4 Marketing Project Management Tips

By now, you should have an idea of what your marketing project should look like and how you can successfully lead it to completion. But, here are 4 additional tips that might make it easier to get there. 

Tip #1: Consider Using a Standardized Methodology

The most optimal project management approach may differ depending on the type of marketing project you’re leading. But, considering how difficult it is to switch from one methodology to another from project to project, it’s best to find one method that works reasonably well and stick to it.

You might consider choosing a hybrid approach, or any of the popular Agile frameworks, as they are usually more conducive to creativity and require less upfront planning.

Hybrid and Agile approaches allow you to gather customer feedback throughout the project and adjust your strategy accordingly — something which is much less feasible in Waterfall.

Tip #2: Use templates whenever possible

The goal in marketing project management should always be to improve technical efficiency, thus saving time and leaving more room for creativity. 

This is best done by standardizing processes — transforming them into something mechanical that doesn’t require too much thinking, just “manual labor”. Like how you can, for example, ride a bike now and get lost in thought, while, when you were learning to ride, it took so much effort to just keep your balance.
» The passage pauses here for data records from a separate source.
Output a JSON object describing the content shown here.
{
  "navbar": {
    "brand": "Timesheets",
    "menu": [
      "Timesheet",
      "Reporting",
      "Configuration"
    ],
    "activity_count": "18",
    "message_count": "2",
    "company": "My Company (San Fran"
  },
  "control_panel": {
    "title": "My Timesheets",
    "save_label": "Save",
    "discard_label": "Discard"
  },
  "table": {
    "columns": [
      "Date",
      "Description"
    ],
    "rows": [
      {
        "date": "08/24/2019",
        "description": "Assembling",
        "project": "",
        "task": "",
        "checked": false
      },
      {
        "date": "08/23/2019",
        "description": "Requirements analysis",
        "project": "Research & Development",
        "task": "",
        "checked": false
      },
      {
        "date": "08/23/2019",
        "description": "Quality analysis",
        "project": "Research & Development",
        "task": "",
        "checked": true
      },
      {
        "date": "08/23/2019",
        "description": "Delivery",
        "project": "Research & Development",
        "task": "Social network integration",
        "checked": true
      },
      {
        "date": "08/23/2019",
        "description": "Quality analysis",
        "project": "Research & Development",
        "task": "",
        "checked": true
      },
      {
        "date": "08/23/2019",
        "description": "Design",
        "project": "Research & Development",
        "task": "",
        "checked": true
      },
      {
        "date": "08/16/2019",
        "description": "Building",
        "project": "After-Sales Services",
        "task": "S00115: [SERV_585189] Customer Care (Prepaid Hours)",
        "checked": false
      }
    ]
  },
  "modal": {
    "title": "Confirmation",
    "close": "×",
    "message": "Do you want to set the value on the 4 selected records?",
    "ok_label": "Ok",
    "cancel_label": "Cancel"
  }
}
Using a standardized methodology is one way to do this. Using project management templates is another. Templates drastically cut down on time needed to prepare the project and write documentation, but they also help you and everyone else easily find the information they need, since they always have a uniform layout. 

Here’s one example of a template in the Plaky project management software.


What I love about this and other Plaky templates is that they help you kickstart your project, sparing you the trouble of staring at an empty page and not knowing where to begin. But, their extreme customizability also gives you the flexibility to change the template in any way you like to fit your workflow. Afterward, you can save your version and use it in future projects.

Tip #3: Include Your Team in Project Planning

As a project manager, it is important that you set realistic goals and deadlines, and responsibly allocate the budget. 

However, you’re not the one who will have to perform the work within those constraints — it’s your team — therefore, it’s important to consult with your project team when planning a project. They are the ones who will have a better idea about the feasibility of a task and the time and effort needed to complete it.

Tip #4: Embrace New Technologies

Project management is difficult as is — there’s no need to make it more complicated with Excel spreadsheets and convoluted email strings. Nowadays, there are a plethora of project management tools to choose from that make managing marketing projects easier — take advantage of them.

Wrapping Up

Project management in marketing is a unique sort of project management that requires teams and project leaders to understand the psychology behind every customer purchase and the visual and textual detail that accompanies every marketing campaign.

Unlike other project management branches, marketing project management puts emphasis on effective communication and creativity that will spread the word about the product or service being advertised, attract new customers, and retain old ones by employing the skills and processes listed above.